Mário Sérgio Teodoro da Silva Junior

O Rei Leão, dirigido por Roger Allers e Rob Minkoff (1994), uma das mais

conhecidas animações da Disney, conta com um tema central muito forte e bem estruturado

ao longo do filme. Este tema, o ciclo da vida, é declarado logo nos primeiros minutos com a

canção “Circle of life”, que “[...] fala da ordem natural das coisas e de uma ligação sagrada

entre todas as criaturas vivas, elementos temáticos bastante relacionados com a trama central

e a heroica jornada de Simba [...]” (SURRELL, 2009, p.91).

O próprio pretexto da narrativa é a quebra de um ciclo, a quebra da sucessão correta do

poder, quando o falso rei Scar mata seu irmão – o então rei leão, Mufasa – assumindo o trono

e, de certa forma, exilando o sobrinho que é o rei por direito.
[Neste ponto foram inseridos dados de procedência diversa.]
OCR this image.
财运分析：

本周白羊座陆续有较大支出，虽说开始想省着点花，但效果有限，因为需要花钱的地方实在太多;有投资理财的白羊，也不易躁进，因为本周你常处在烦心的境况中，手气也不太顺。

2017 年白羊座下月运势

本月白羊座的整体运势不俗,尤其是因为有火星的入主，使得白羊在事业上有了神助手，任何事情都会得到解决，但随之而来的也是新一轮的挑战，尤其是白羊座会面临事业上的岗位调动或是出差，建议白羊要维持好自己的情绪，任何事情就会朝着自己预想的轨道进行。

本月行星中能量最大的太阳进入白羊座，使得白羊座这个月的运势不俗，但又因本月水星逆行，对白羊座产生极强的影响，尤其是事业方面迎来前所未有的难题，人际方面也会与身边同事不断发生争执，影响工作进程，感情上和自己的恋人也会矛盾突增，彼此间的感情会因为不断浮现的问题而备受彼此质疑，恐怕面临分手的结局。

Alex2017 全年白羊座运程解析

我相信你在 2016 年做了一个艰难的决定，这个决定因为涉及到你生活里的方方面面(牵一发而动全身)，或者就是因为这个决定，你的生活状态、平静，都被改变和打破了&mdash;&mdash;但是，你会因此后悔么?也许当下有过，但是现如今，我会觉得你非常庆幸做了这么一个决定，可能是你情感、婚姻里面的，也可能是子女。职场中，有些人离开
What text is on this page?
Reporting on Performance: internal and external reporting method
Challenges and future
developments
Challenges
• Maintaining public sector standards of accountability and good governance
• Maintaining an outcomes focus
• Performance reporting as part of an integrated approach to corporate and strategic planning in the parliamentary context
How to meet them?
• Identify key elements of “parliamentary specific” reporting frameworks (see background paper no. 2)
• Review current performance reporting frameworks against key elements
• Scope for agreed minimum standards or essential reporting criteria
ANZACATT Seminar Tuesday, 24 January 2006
Além do nó da história, a narrativa, de modo mais amplo, apresenta outras

circularidades. No discurso do filme, vemos a recorrência de diálogos e cenas que conferem

circularidade. A cena inicial, por exemplo, traz a apresentação do príncipe leão recém-nascido

à sociedade da savana. Quando chegamos ao fim do filme, este pequeno príncipe, Simba, está

crescido e agora ele é quem apresenta o filho à sociedade numa atitude semelhante a da cena

primeira (Figura 1).

Figura 1: ALLER; MINKOFF, 1994, min 3, 82. Os três primeiros quadros são referentes ao início do filme, e os três últimos, ao final.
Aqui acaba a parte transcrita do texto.